Tuesday, December 8, 2009

Happy Holidays

I love poinsettias...la Flor de Noche Buena in Spanish. They don't really have Christmas trees in Mexico, at least not in Michoacán, though there are plenty of pine trees around. Just not the custom, which is fine by me. One of my strongest memories of the holiday season is the Mercado de la Independencia, Morelia's largest market, and its huge section of poinsettias for sale outside. Since it was only a few blocks from our house in the Centro, and the place where we did most of our food shopping, I visited that section of the market a lot. We brought a big one home and put a few presents around it, and that and the blinking plastic Virgen of Guadalupe on the wall, plus Doug's homemade menorah were our holiday decorations that year.

Since then, we have been able to acquire a few quality pieces of artesania that are available to folks who wish to deviate from the usual. Need a menorah? How about a stunning one with black
glaze from the Purepecha village of Santa Fe de la Laguna? Or a clay Nacimiento (nativity) from Ocumicho?

The embroidered scene above has it all: the baby Jesus, a piñata, and even a Christmas tree. Looks like a wonderful time.
I have recently discovered a great new website. Lots of food info plus Mexican culture in general. Please check it out, and then of course come back here. There is great information about piñatas and some folks who actually make them on: Mexico Cooks!
El Dia de la Virgen de Guadalupe is December 12th...the official start of the holidays in Mexico. It's also the beginning of Chanukah this year.
I wish you all Feliz Navidad y Chanukah and a very happy, healthy, prosperous, and peaceful New Year!

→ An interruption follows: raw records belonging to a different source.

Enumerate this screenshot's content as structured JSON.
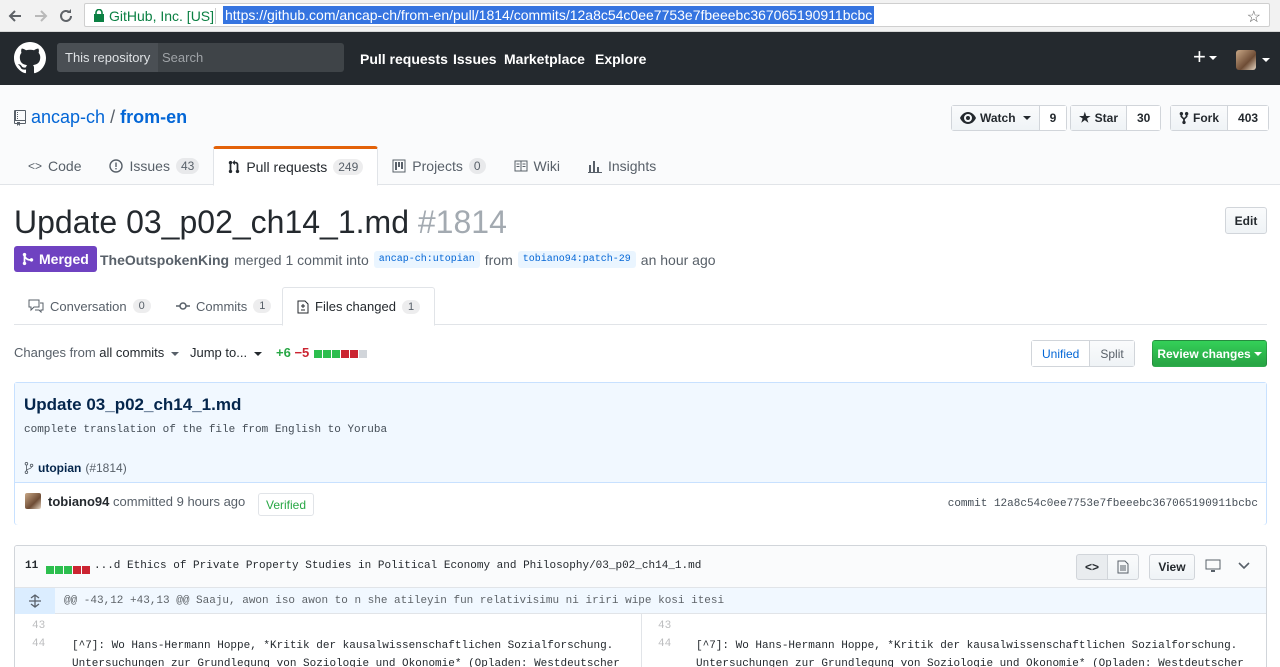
{
  "browser": {
    "secure_label": "GitHub, Inc. [US]",
    "url": "https://github.com/ancap-ch/from-en/pull/1814/commits/12a8c54c0ee7753e7fbeeebc367065190911bcbc"
  },
  "header": {
    "scope_label": "This repository",
    "search_placeholder": "Search",
    "nav": [
      "Pull requests",
      "Issues",
      "Marketplace",
      "Explore"
    ],
    "plus": "+"
  },
  "repo": {
    "owner": "ancap-ch",
    "separator": "/",
    "name": "from-en",
    "watch_label": "Watch",
    "watch_count": "9",
    "star_label": "Star",
    "star_count": "30",
    "fork_label": "Fork",
    "fork_count": "403",
    "tabs": [
      {
        "label": "Code",
        "count": ""
      },
      {
        "label": "Issues",
        "count": "43"
      },
      {
        "label": "Pull requests",
        "count": "249"
      },
      {
        "label": "Projects",
        "count": "0"
      },
      {
        "label": "Wiki",
        "count": ""
      },
      {
        "label": "Insights",
        "count": ""
      }
    ]
  },
  "pr": {
    "title": "Update 03_p02_ch14_1.md",
    "number": "#1814",
    "edit_label": "Edit",
    "state": "Merged",
    "author": "TheOutspokenKing",
    "action": "merged 1 commit into",
    "base_branch": "ancap-ch:utopian",
    "from_word": "from",
    "head_branch": "tobiano94:patch-29",
    "time": "an hour ago",
    "tabs": [
      {
        "label": "Conversation",
        "count": "0"
      },
      {
        "label": "Commits",
        "count": "1"
      },
      {
        "label": "Files changed",
        "count": "1"
      }
    ]
  },
  "toolbar": {
    "changes_from_prefix": "Changes from",
    "changes_from_value": "all commits",
    "jump_to": "Jump to...",
    "additions": "+6",
    "deletions": "−5",
    "unified": "Unified",
    "split": "Split",
    "review": "Review changes"
  },
  "commit": {
    "title": "Update 03_p02_ch14_1.md",
    "description": "complete translation of the file from English to Yoruba",
    "branch": "utopian",
    "pr_ref": "(#1814)",
    "author": "tobiano94",
    "committed": "committed 9 hours ago",
    "verified": "Verified",
    "sha_label": "commit",
    "sha": "12a8c54c0ee7753e7fbeeebc367065190911bcbc"
  },
  "file": {
    "changes": "11",
    "path": "...d Ethics of Private Property Studies in Political Economy and Philosophy/03_p02_ch14_1.md",
    "view_label": "View",
    "hunk": "@@ -43,12 +43,13 @@ Saaju, awon iso awon to n she atileyin fun relativisimu ni iriri wipe kosi itesi",
    "rows": [
      {
        "left_ln": "43",
        "left": "",
        "right_ln": "43",
        "right": ""
      },
      {
        "left_ln": "44",
        "left": "[^7]: Wo Hans-Hermann Hoppe, *Kritik der kausalwissenschaftlichen Sozialforschung.",
        "right_ln": "44",
        "right": "[^7]: Wo Hans-Hermann Hoppe, *Kritik der kausalwissenschaftlichen Sozialforschung."
      },
      {
        "left_ln": "",
        "left": "Untersuchungen zur Grundlegung von Soziologie und Ökonomie* (Opladen: Westdeutscher",
        "right_ln": "",
        "right": "Untersuchungen zur Grundlegung von Soziologie und Ökonomie* (Opladen: Westdeutscher"
      }
    ]
  },
  "colors": {
    "header_bg": "#24292e",
    "merged": "#6f42c1",
    "accent_link": "#0366d6",
    "review_green": "#28a745",
    "tab_highlight": "#e36209"
  }
}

  1. We do have Christmas trees in Mexico. There are even Christmas tree farms in Michoacan and Edomex. Before Nov. 20 Walmart had real Christmas trees for sale -- and so will Costco and Mega. Costco and Sears have had artificial trees for sale in the Christmas decor department since September.

  2. Thanks for the correction, Jennifer. I haven't been in Michoacán around Christmas for a while, and when I was there, I didn't see them, but I never shopped at those stores. I just know that in 2003 I attended Christmas Eve parties at two homes and those friends didn't have trees. So I wonder if things are changing as a whole, or just in those stores which are catering to the Mexican middle-class who are eager to copy our North American ways.